Ты с ней спал еще... Недавно стала жрица.

Жрица, Постум, и общается с богами.

И. Бродский, Письма римскому другу из Марциала

Тревожишь ты меня, сон дальний, сон неверный...

Как сказочен был свет сквозь арку над Галерной!

В. Набоков

Дверь массивных ворот за моей спиной тихо закрылась. Перед глазами была уютная улица в центре Петербурга, за спиной – старинный особняк – здание разведуправления.

Привычно взглянул на часы: 19-00. Стало быть, в кабинете начальника разведуправления я провел почти полтора часа. Многовато для обычного армейского подполковника. Девяносто минут общения с хозяином кабинета и долгие бессонные ночи раздумий впереди. Но все это – потом. А пока... Я стоял на теплом от летнего солнца тротуаре и прислушивался к самому себе. Примерно так часто поступают раненые в бою: слушают себя изнутри, пытаясь понять, куда и сколь серьезно ранены. Боли не было. Была пустота.

Случайный прохожий беспокойно взглянул мне в лицо:

– Вам плохо?

– А кому сейчас хорошо? – улыбнулся я и тихо побрел по улице, знакомой мне до мелочей.

Именно здесь, по иронии судьбы, прошли первые годы моей жизни. Сюда, в убогонькую мансарду одного из ближайших домов, сорок лет назад привезли меня из роддома мои счастливые родители. Кто бы мог подумать, что ровно через четыре десятилетия я, офицер Российской армии, испытаю здесь одни из самых горьких и унизительных мгновений своей жизни.

Я медленно шел мимо знакомых дворов, а память назойливо возвращала меня к недавним событиям.

Вчера, 19 июня 1995 года, раздался неожиданный телефонный звонок. Вежливый голос сказал, что генерал – начальник разведуправления – завтра к семнадцати тридцати ждет меня для беседы.

Приглашение вежливое, но настойчивое, хотя и было для меня неожиданным, никакой загадки не представляло. Я знал, что оно – продолжение истории, начавшейся 20 августа 1994 года. В тот день газета «Санкт-Петербургские Ведомости» опубликовала мою статью «День-М по мистеру “X”», в которой я размышлял по поводу книг талантливого предателя нашей страны, бывшего агентурного разведчика В. Б. Резуна, известного читателям под псевдонимом Виктора Суворова.

На статью отклики были разные – от восторженных до оскорбительных и угрожающих. Но один был непохожим на остальные. Человек, позвонивший тогда и не заставший меня на месте, попросил оставить на моем столе короткую записку: на ней – лишь номер домашнего телефона и подпись «Кент».

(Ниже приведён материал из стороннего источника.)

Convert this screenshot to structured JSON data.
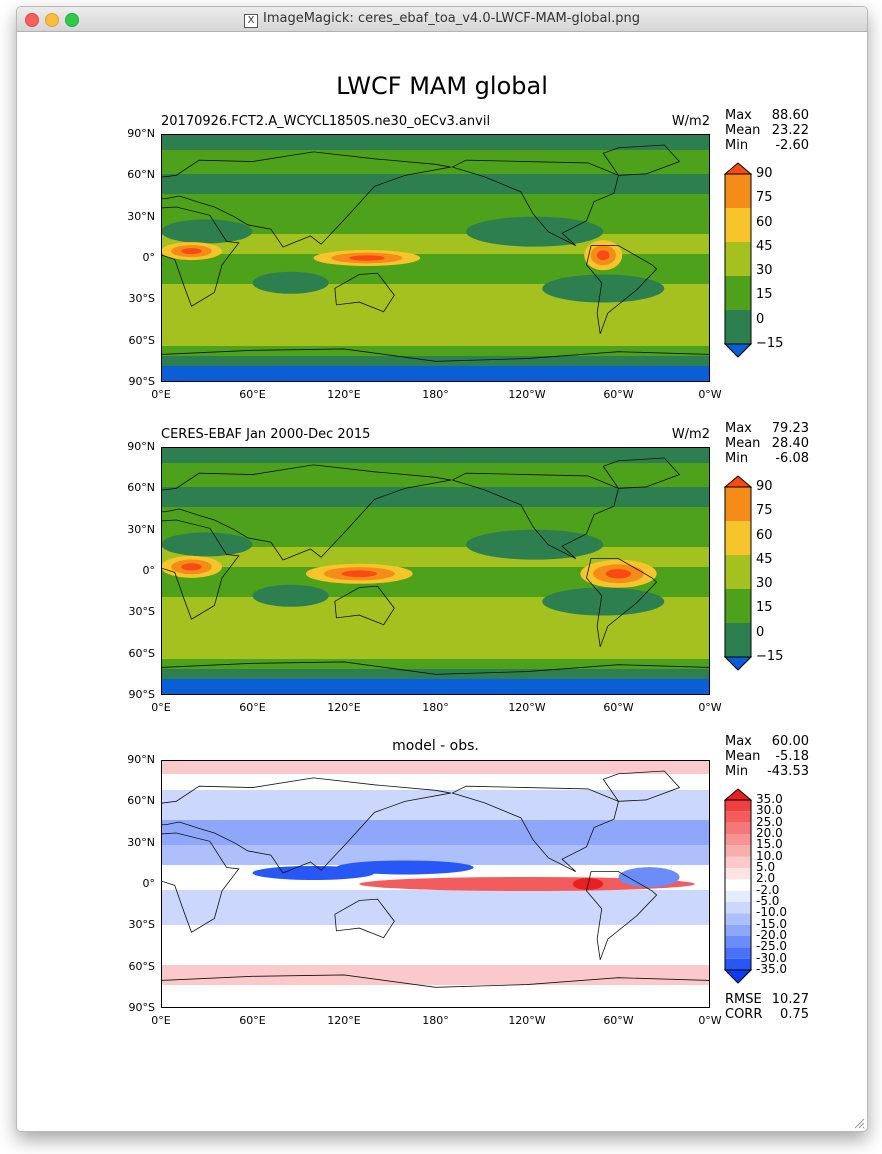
{
  "window": {
    "title": "ImageMagick: ceres_ebaf_toa_v4.0-LWCF-MAM-global.png",
    "app_icon": "x11-icon"
  },
  "figure": {
    "title": "LWCF MAM global"
  },
  "axes": {
    "lat_ticks": [
      "90°N",
      "60°N",
      "30°N",
      "0°",
      "30°S",
      "60°S",
      "90°S"
    ],
    "lon_ticks": [
      "0°E",
      "60°E",
      "120°E",
      "180°",
      "120°W",
      "60°W",
      "0°W"
    ]
  },
  "panels": [
    {
      "left_title": "20170926.FCT2.A_WCYCL1850S.ne30_oECv3.anvil",
      "right_title": "W/m2",
      "center_title": "",
      "stats": [
        {
          "label": "Max",
          "value": "88.60"
        },
        {
          "label": "Mean",
          "value": "23.22"
        },
        {
          "label": "Min",
          "value": "-2.60"
        }
      ],
      "colorbar": {
        "labels": [
          "90",
          "75",
          "60",
          "45",
          "30",
          "15",
          "0",
          "−15"
        ],
        "colors": [
          "#0a5fd6",
          "#2e7f4f",
          "#4ea11b",
          "#a4c11f",
          "#f6c52b",
          "#f58b18",
          "#f84a13"
        ]
      }
    },
    {
      "left_title": "CERES-EBAF Jan 2000-Dec 2015",
      "right_title": "W/m2",
      "center_title": "",
      "stats": [
        {
          "label": "Max",
          "value": "79.23"
        },
        {
          "label": "Mean",
          "value": "28.40"
        },
        {
          "label": "Min",
          "value": "-6.08"
        }
      ],
      "colorbar": {
        "labels": [
          "90",
          "75",
          "60",
          "45",
          "30",
          "15",
          "0",
          "−15"
        ],
        "colors": [
          "#0a5fd6",
          "#2e7f4f",
          "#4ea11b",
          "#a4c11f",
          "#f6c52b",
          "#f58b18",
          "#f84a13"
        ]
      }
    },
    {
      "left_title": "",
      "right_title": "",
      "center_title": "model - obs.",
      "stats": [
        {
          "label": "Max",
          "value": "60.00"
        },
        {
          "label": "Mean",
          "value": "-5.18"
        },
        {
          "label": "Min",
          "value": "-43.53"
        }
      ],
      "extra_stats": [
        {
          "label": "RMSE",
          "value": "10.27"
        },
        {
          "label": "CORR",
          "value": "0.75"
        }
      ],
      "colorbar": {
        "labels": [
          "35.0",
          "30.0",
          "25.0",
          "20.0",
          "15.0",
          "10.0",
          "5.0",
          "2.0",
          "-2.0",
          "-5.0",
          "-10.0",
          "-15.0",
          "-20.0",
          "-25.0",
          "-30.0",
          "-35.0"
        ],
        "colors": [
          "#0b3cf5",
          "#2857f7",
          "#4a72f8",
          "#6b8df9",
          "#8ea7fa",
          "#aec0fb",
          "#cbd7fc",
          "#e4ebfd",
          "#ffffff",
          "#fde4e4",
          "#fbc9c9",
          "#f9aeae",
          "#f79393",
          "#f57878",
          "#f35c5c",
          "#f03f3f",
          "#ea2020"
        ]
      }
    }
  ]
}
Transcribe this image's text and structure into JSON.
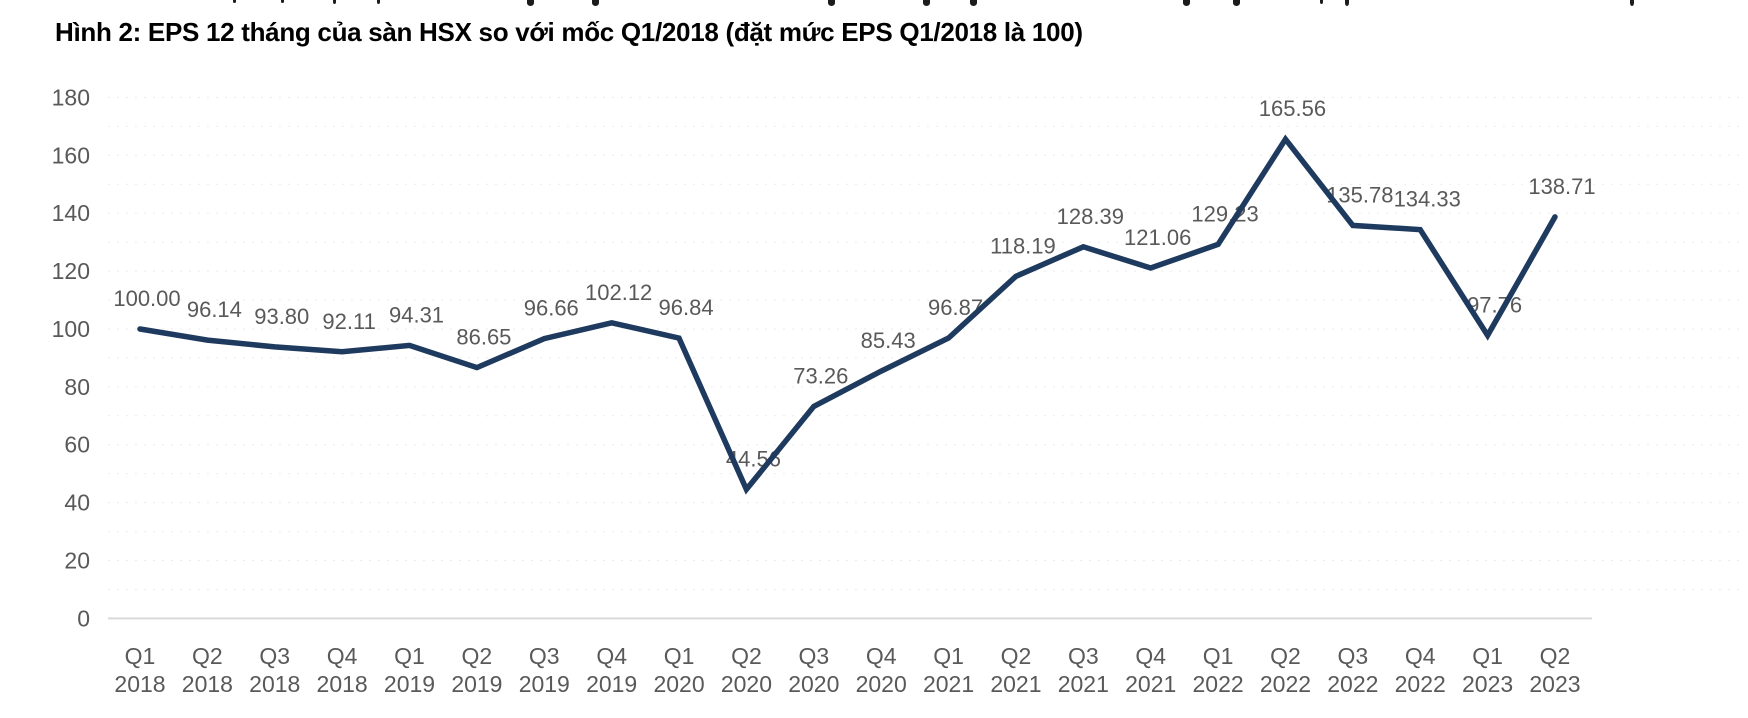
{
  "figure_title": "Hình 2: EPS 12 tháng của sàn HSX so với mốc Q1/2018 (đặt mức EPS Q1/2018 là 100)",
  "chart_data": {
    "type": "line",
    "title": "Hình 2: EPS 12 tháng của sàn HSX so với mốc Q1/2018 (đặt mức EPS Q1/2018 là 100)",
    "categories": [
      "Q1 2018",
      "Q2 2018",
      "Q3 2018",
      "Q4 2018",
      "Q1 2019",
      "Q2 2019",
      "Q3 2019",
      "Q4 2019",
      "Q1 2020",
      "Q2 2020",
      "Q3 2020",
      "Q4 2020",
      "Q1 2021",
      "Q2 2021",
      "Q3 2021",
      "Q4 2021",
      "Q1 2022",
      "Q2 2022",
      "Q3 2022",
      "Q4 2022",
      "Q1 2023",
      "Q2 2023"
    ],
    "values": [
      100.0,
      96.14,
      93.8,
      92.11,
      94.31,
      86.65,
      96.66,
      102.12,
      96.84,
      44.56,
      73.26,
      85.43,
      96.87,
      118.19,
      128.39,
      121.06,
      129.23,
      165.56,
      135.78,
      134.33,
      97.76,
      138.71
    ],
    "data_label_format": "2dp",
    "xlabel": "",
    "ylabel": "",
    "ylim": [
      0,
      180
    ],
    "ytick_interval": 20,
    "grid": {
      "horizontal": "dotted",
      "interval": 10,
      "vertical": "none"
    },
    "legend": "none",
    "colors": {
      "line": "#1f3a5f",
      "axis_text": "#595959",
      "data_label_text": "#595959",
      "axis_line": "#d9d9d9",
      "gridline": "#ebebeb",
      "title_text": "#000000"
    }
  }
}
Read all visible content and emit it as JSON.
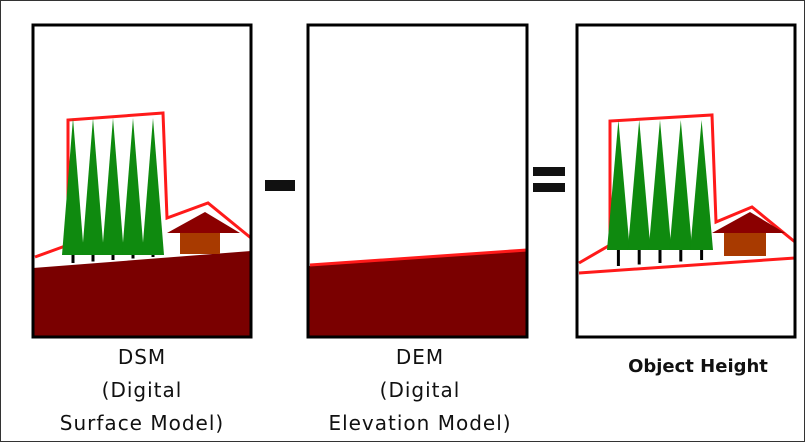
{
  "panels": [
    {
      "caption": [
        "DSM",
        "(Digital",
        "Surface Model)"
      ]
    },
    {
      "caption": [
        "DEM",
        "(Digital",
        "Elevation Model)"
      ]
    },
    {
      "caption": [
        "Object Height"
      ]
    }
  ]
}
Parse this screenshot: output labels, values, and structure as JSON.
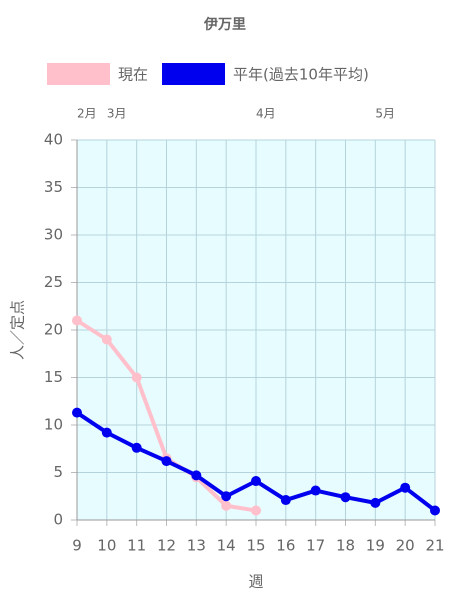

Как военный историк, я знал о существовании этого человека, читал о нем. Но для меня это был лишь исторический персонаж. Я и не подозревал, что он живет в Петербурге, что наше неожиданное знакомство перерастет в добрые отношения, а потом и в дружбу, хотя разделяет нас сорок один год жизни. Сорок один год жизни и горячий опыт 41-го года, ставшего последней точкой отсчета для двадцати семи миллионов советских людей. День за днем я все больше узнавал об этом человеке. Как историк, верил не словам, а документам. И чем лучше узнавал, тем тяжелее становилось на сердце от той несправедливости, которая десятилетиями сопровождала разведчика в его собственном Отечестве.

Вскоре программа петербургского телевидения «Адамово яблоко» посвятила ему одну из своих передач, которая поразила многих зрителей. Но официального отклика сильных мира сего не последовало.

В преддверии юбилея Победы я, втайне от Кента, решил обратиться с письмом к Б. Н. Ельцину. В марте 1995 года на его имя мною было отправлено письмо, в котором говорилось:

Здравия желаю, господин Президент!

К Вам обращается военный историк – доктор исторических наук, профессор Сергей Николаевич Полторак.

Суть моего обращения состоит в следующем.

В годы Второй мировой войны советскую военную резидентуру в Бельгии и во Франции возглавлял Анатолий Маркович Гуревич, известный как агент Кент.

Его вклад в дело нашей Великой Победы трудно переоценить:

1. Еще в марте 1940 года он доложил в Москву о готовящемся нападении гитлеровской Германии на Советский Союз.

2. Лично наладил связь с высокопоставленным немецким офицером – антифашистом Шульце-Бойзеном, являвшимся одним из руководителей «Красной капеллы», что дало возможность советской военной разведке регулярно получать сведения чрезвычайной важности.

3. Осенью 1941 года сообщил в Москву о готовящемся ударе войск противника на Кавказе и под Сталинградом, что во многом обеспечило успех Красной армии в этих операциях, позволило сохранить тысячи жизней наших соотечественников.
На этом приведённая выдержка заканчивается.